Commentary: Tax incentives to attract data centers in Quincy have paid off

By Jim Russell
Empire Press Correspondent

Ron Cridlebaugh, economic development manager for the Port of Douglas County, has heard the criticisms that new businesses like data centers would hog electrical power and wouldn’t generate many jobs. Data centers are warehouse-size buildings with masses of computers routing Internet traffic and storing data for cloud computing.

So he studied the descriptive statistics in the 2015 report on sales and use data from the Washington State Department of Revenue to see how much benefit Quincy enjoys from the eight data centers that located in the Port of Quincy beginning in 2006.

 

Ron Cridlebaugh is economic development manager for the Port of Douglas County. (Provided photo)

Ron Cridlebaugh is economic development manager for the Port of Douglas County. (Provided photo)

 

Sen. Judy Warnick, R-Moses Lake, was the original sponsor of the Washington Data Center Bill that offered tax incentives for data centers moving to Washington state.

The legislation, RCW 82.08.9686, created an exemption from the sales and use tax for qualifying data centers locating on Port of Quincy industrial land. Tax exemptions cut the cost of server equipment and power infrastructure and investments in the charges for labor and services to install them.

Data centers in Quincy have made a whopping improvement in the economic development and quality of municipal amenities for residents.

Cridlebaugh’s analysis shows Quincy had $64 million in taxable retail sales in 2006 and $490 million in 2015, meaning Quincy has $426 million more in taxable retail sales per year.

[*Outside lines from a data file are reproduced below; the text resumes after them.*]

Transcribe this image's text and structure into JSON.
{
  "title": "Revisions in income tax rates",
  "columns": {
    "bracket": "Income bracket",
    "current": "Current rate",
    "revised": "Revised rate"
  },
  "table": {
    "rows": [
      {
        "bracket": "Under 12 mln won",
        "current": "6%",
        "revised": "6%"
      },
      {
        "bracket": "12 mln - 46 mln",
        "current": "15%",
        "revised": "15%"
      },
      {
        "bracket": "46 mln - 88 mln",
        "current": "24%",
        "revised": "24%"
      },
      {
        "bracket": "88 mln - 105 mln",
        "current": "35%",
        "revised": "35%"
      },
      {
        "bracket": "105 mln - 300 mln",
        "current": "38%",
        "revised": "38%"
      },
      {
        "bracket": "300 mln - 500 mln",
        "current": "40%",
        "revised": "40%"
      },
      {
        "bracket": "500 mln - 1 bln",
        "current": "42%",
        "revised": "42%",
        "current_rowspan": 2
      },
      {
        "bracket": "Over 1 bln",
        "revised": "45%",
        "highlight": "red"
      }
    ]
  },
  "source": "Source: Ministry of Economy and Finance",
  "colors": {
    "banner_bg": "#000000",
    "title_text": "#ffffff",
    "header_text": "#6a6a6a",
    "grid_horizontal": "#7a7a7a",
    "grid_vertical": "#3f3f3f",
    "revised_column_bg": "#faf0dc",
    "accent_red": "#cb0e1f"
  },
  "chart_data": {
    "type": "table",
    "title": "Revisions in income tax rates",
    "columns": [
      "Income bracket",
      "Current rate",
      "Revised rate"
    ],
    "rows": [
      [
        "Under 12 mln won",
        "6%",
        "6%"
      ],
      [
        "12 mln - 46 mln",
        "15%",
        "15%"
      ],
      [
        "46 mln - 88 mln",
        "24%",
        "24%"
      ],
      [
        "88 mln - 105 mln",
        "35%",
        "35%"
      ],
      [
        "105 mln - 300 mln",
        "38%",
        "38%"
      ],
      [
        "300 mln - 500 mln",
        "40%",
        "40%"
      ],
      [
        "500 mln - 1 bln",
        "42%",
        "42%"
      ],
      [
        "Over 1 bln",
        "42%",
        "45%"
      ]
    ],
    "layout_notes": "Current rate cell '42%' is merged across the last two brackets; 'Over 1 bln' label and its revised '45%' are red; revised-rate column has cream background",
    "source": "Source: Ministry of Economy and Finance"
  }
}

Property tax revenue also soared.

Cridlebaugh says in 2015, “Quincy’s top 10 property owners by value contained eight data centers, compared to none in 2006.” The total property value of the top 10 companies was $2.054 billion compared to $313 million in 2006.

Quincy’s property tax revenue due increased from $810,000 in 2006 to $3.675 million in 2015, an increase of $2.865 million per year.

Homeowners are paying less in taxes because the tax levy per thousand dollars is $1.13 less than it was in 2006 despite a modest increase in housing prices. In a Port of Quincy video (https://www.youtube.com/watch?v=lN4lSBCJxyM on YouTube), Quincy Schools Superintendent John Boyd said, “Well, it’s a great advantage for a superintendent, where you can collect more money and actually ask the voters to pay less.”

Data centers pay employees well based on Cridlebaugh’s study of employment reports from the Washington Department of Revenue.

Eight out of every 10 employees earn more than $30 per hour. He said, “Over 90 percent of the employees are full time and eligible for medical and retirement benefits,” he said. “Data shows for every one data center employee there are 2.4 direct new jobs such as outside contractors to repair and install HVAC equipment, provide security services and grounds maintenance.”

Jim Hemberry, mayor of Quincy, was quoted Nov. 19, 2012 on “Today in America with Terry Bradshaw” saying, “We’re committed to reinvesting in our community by making improvements in our parks, police and fire protection, community facilities, and projects like our new public library. Quincy Public Library.”

Jonathan Smith, executive director of Grant County Economic Development, said, “Grant County and Quincy in particular have developed over the past eight years a series and set of infrastructure that typically is only found in metropolitan areas like Seattle.”

Quincy took immediate advantage of the tax break, but wooing data centers is much more competitive now. Cridlebaugh recently returned from economic development conferences where municipalities have recognized the significant advantages of attracting data centers. “They are offering millions of dollars in incentives to compensate for the fact they don’t have the low power rates we have.”